Currently, no national population‐based screening programmes for oral cancer have been implemented in developed countries, although opportunistic screening has been advocated (Brocklehurst 2010). Consequently, individuals will often present for examination at a later stage of the disease, when the risks of significant morbidity and mortality are substantially higher. A province‐wide programme is being evaluated in British Columbia, Canada but the evaluation is ongoing and no final results have been reported to date (Rosin 2006). Brocklehurst et al's Cochrane systematic review identified one RCT in India. They concluded that the evidence is insufficient to recommend population‐based screening and suggested that opportunistic screening of high risk groups may potentially improve outcomes (Brocklehurst 2010). Accurate case detection and early treatment of oral cancers can substantially improve an individual's morbidity, mortality and quality of life (Scully 2000a; Stell 1982).

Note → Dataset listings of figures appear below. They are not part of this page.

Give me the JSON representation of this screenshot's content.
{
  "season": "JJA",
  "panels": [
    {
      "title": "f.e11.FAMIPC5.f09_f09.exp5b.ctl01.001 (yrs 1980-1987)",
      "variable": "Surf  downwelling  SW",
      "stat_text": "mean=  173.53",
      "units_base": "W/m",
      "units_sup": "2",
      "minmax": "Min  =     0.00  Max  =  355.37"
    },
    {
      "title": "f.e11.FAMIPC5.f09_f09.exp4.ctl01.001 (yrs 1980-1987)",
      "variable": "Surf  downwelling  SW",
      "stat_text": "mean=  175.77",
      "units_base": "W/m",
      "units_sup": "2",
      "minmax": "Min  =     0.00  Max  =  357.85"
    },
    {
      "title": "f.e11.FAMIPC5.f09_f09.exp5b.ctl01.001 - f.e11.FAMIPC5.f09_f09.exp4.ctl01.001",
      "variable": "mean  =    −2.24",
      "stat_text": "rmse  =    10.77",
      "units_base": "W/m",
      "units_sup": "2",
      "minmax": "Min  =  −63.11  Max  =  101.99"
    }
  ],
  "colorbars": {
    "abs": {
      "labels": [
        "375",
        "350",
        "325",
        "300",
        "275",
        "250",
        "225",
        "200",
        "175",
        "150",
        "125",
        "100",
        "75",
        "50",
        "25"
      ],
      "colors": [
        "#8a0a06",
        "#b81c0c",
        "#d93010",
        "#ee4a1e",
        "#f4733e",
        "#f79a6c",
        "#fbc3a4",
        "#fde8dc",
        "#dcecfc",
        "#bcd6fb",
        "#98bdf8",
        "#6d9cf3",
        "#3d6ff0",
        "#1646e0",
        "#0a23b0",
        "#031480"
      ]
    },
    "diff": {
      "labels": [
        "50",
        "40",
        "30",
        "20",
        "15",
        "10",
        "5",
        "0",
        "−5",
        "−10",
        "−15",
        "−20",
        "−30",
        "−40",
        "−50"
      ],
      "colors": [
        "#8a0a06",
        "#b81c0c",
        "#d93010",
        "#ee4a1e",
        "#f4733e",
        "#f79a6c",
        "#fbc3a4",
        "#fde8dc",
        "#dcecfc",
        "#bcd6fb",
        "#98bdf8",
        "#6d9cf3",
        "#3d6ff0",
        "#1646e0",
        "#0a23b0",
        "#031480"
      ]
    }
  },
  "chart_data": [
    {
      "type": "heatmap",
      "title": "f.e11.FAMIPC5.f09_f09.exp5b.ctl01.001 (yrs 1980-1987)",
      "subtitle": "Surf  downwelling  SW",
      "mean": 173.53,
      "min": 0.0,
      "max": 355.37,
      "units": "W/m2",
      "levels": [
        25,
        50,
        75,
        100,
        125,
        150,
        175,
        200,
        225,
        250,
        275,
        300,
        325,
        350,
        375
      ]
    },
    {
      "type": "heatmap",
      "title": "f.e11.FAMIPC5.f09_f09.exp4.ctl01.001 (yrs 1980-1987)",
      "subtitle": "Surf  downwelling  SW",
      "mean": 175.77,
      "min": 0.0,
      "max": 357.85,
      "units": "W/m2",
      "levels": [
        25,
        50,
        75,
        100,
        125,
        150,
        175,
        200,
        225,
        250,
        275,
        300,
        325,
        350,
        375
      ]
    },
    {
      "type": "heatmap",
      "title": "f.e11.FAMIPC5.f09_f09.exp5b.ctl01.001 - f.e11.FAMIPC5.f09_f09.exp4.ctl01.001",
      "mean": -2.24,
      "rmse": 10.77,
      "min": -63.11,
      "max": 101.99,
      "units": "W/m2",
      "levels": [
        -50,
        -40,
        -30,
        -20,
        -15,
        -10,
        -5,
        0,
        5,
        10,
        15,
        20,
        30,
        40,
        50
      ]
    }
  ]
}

There is some uncertainty on the diagnostic accuracy of the index tests listed above. Review studies have identified a number of these tests for oral cancer in individuals with an identified lesion (Leston 2010; Lingen 2008; Patton 2008). The focus of these reviews, however, has been on a description of the sensitivities and specificities of diagnostic tests rather than a comprehensive quality assessment of studies and meta‐analysis of all available data. The index tests have the potential to improve the accuracy of oral cancer diagnosis and to detect the disease at an earlier stage. This could result in improved diagnostic decisions, leading to appropriate treatment pathways and ultimately improved patient outcomes.

In this review we aim to identify diagnostic tests for oral cancer and PMD and to evaluate the diagnostic accuracy of these tests (Additional Table 1) when used as adjuncts to a COE by frontline clinicians, specialists and 'super‐specialists'. The proposed index tests cannot confirm whether a PMD is cancerous before deciding on referral to secondary care; biopsy with histopathology is currently the only confirmatory method of oral cancer diagnosis.

The Cochrane Oral Health Group has undertaken a number of intervention reviews in the field of treatment of oral and oropharyngeal cancers, and in screening programmes for the early detection and prevention of oral cancer (Bessell 2011; Brocklehurst 2010; Furness 2011; Glenny 2010). This diagnostic test accuracy review will complement the intervention reviews.